A surprisingly small number of innovative firms use the patent system. In the UK, only one in every 25 innovative firms applies for a patent, according to research by Bronwyn Hall, Christian Helmers, Mark Rogers and Vania Sena, presented at the Royal Economic Society’s 2013 annual conference.

Their study looks at survey data on firms from 1998 to 2006, which combines information on innovation activities from the UK Community Innovation Survey (CIS) with information on firms’ patent holdings. It finds that:

  • Only 1.7% of all registered firms in the UK patent their innovations.
  • Even among those firms engaged in research and development (R&D), only around 4% have applied for a UK or European patent over the period.
  • Even in high-tech manufacturing sectors, which arguably produce the most patentable inventions, the share of patenting firms in the UK is less than 10%.

The same firms report that they do not consider patents or other forms of registered intellectual property as important as informal intellectual property for protecting inventions.

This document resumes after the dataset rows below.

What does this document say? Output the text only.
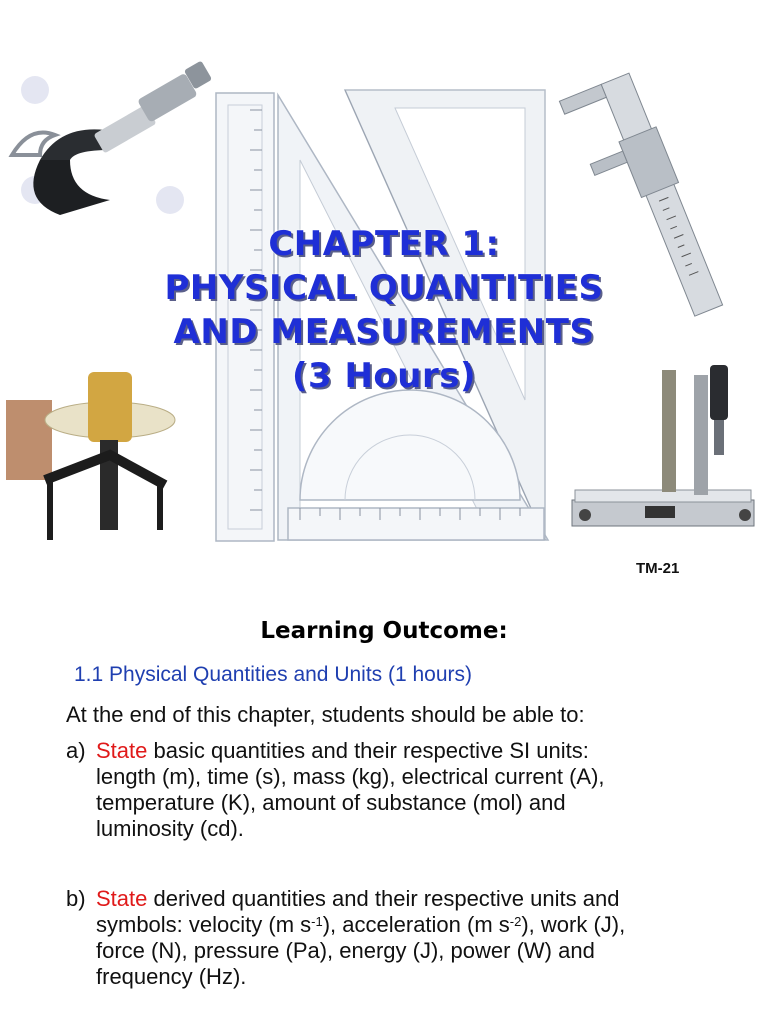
CHAPTER 1:
PHYSICAL QUANTITIES
AND MEASUREMENTS
(3 Hours)
TM-21
Learning Outcome:
1.1 Physical Quantities and Units (1 hours)
At the end of this chapter, students should be able to:
a) State basic quantities and their respective SI units:
length (m), time (s), mass (kg), electrical current (A),
temperature (K), amount of substance (mol) and
luminosity (cd).
b) State derived quantities and their respective units and
symbols: velocity (m $s^{-1}$), acceleration (m $s^{-2}$), work (J),
force (N), pressure (Pa), energy (J), power (W) and
frequency (Hz).
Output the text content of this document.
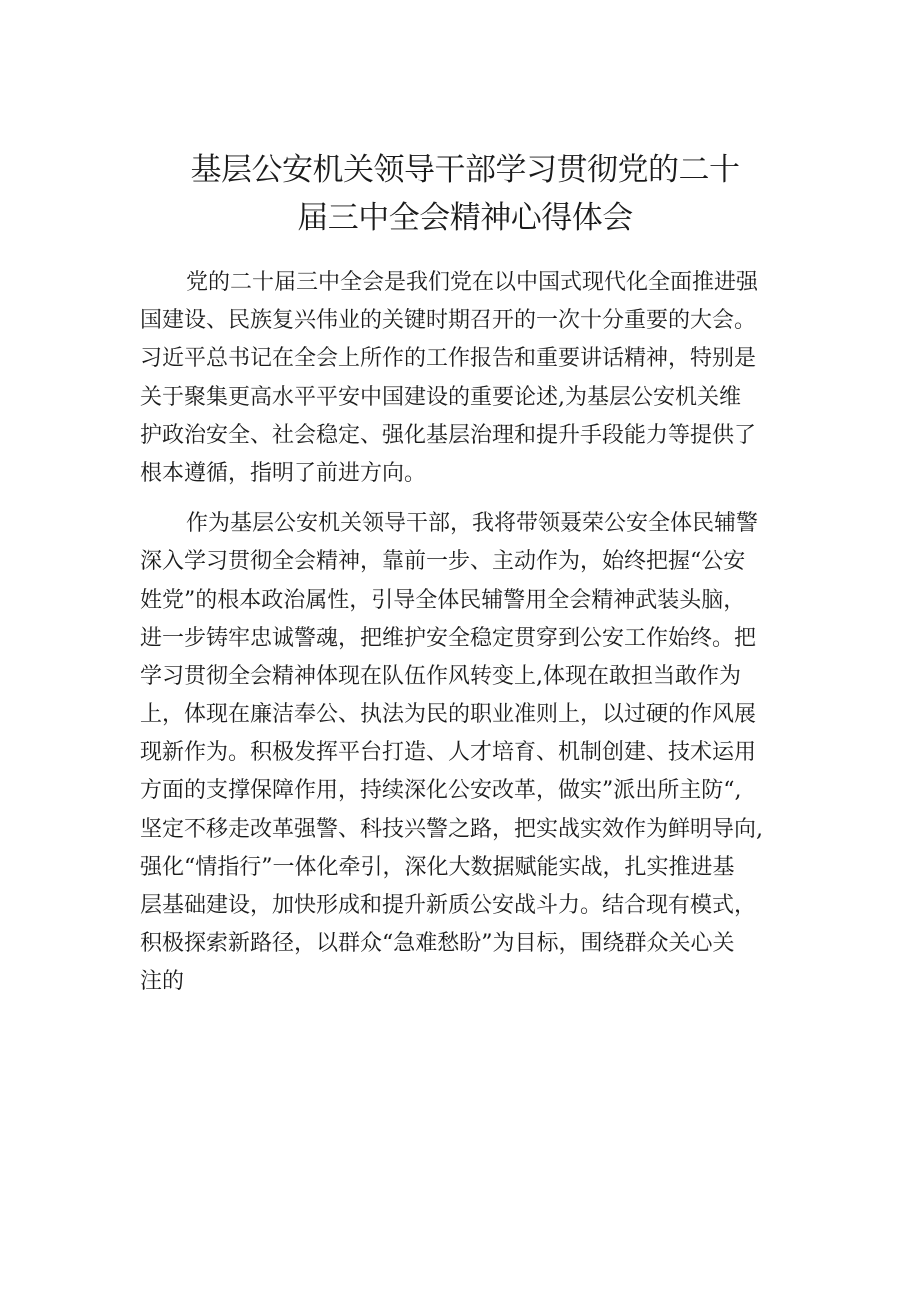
基层公安机关领导干部学习贯彻党的二十
届三中全会精神心得体会
党的二十届三中全会是我们党在以中国式现代化全面推进强
国建设、民族复兴伟业的关键时期召开的一次十分重要的大会。
习近平总书记在全会上所作的工作报告和重要讲话精神，特别是
关于聚集更高水平平安中国建设的重要论述,为基层公安机关维
护政治安全、社会稳定、强化基层治理和提升手段能力等提供了
根本遵循，指明了前进方向。
作为基层公安机关领导干部，我将带领聂荣公安全体民辅警
深入学习贯彻全会精神，靠前一步、主动作为，始终把握“公安
姓党”的根本政治属性，引导全体民辅警用全会精神武装头脑，
进一步铸牢忠诚警魂，把维护安全稳定贯穿到公安工作始终。把
学习贯彻全会精神体现在队伍作风转变上,体现在敢担当敢作为
上，体现在廉洁奉公、执法为民的职业准则上，以过硬的作风展
现新作为。积极发挥平台打造、人才培育、机制创建、技术运用
方面的支撑保障作用，持续深化公安改革，做实”派出所主防“,
坚定不移走改革强警、科技兴警之路，把实战实效作为鲜明导向,
强化“情指行”一体化牵引，深化大数据赋能实战，扎实推进基
层基础建设，加快形成和提升新质公安战斗力。结合现有模式，
积极探索新路径，以群众“急难愁盼”为目标，围绕群众关心关
注的
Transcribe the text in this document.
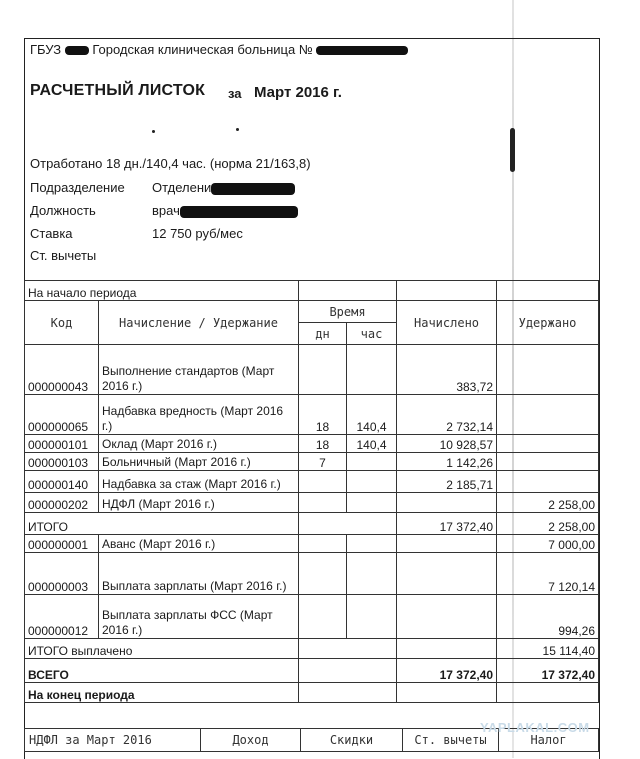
ГБУЗ Городская клиническая больница №
РАСЧЕТНЫЙ ЛИСТОК за Март 2016 г.
Отработано 18 дн./140,4 час. (норма 21/163,8)
Подразделение Отделени
Должность	врач
Ставка	12 750 руб/мес
Ст. вычеты
На начало периода					
Код	Начисление / Удержание	Время		Начислено	Удержано
		дн	час		
000000043	Выполнение стандартов (Март 2016 г.)			383,72	
000000065	Надбавка вредность (Март 2016 г.)	18	140,4	2 732,14	
000000101	Оклад (Март 2016 г.)	18	140,4	10 928,57	
000000103	Больничный (Март 2016 г.)	7		1 142,26	
000000140	Надбавка за стаж (Март 2016 г.)			2 185,71	
000000202	НДФЛ (Март 2016 г.)				2 258,00
ИТОГО				17 372,40	2 258,00
000000001	Аванс (Март 2016 г.)				7 000,00
000000003	Выплата зарплаты (Март 2016 г.)				7 120,14
000000012	Выплата зарплаты ФСС (Март 2016 г.)				994,26
ИТОГО выплачено					15 114,40
ВСЕГО				17 372,40	17 372,40
На конец периода					
НДФЛ за Март 2016	Доход	Скидки	Ст. вычеты	Налог
YAPLAKAL.COM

The authors present a number of explanations for these findings:

  • Most firms are small and medium-sized enterprises (SMEs) with fewer that 250 employees, which may find use of the formal intellectual property system simply too costly.
  • Many innovations are new to the firm but not to the market.
  • Many sectors are not patent active.

The study then assesses the implications of patenting for a company’s ‘innovative performance’ as measured by turnover due to innovation. It finds evidence of a positive association between patenting and turnover, which raises the question of why more firms do not patent.

The authors conclude:

‘It is likely that the explanation lies in the quality of the firm and of its innovations rather than the patenting decision in itself, and these things are of course difficult to measure using the type of data we have’.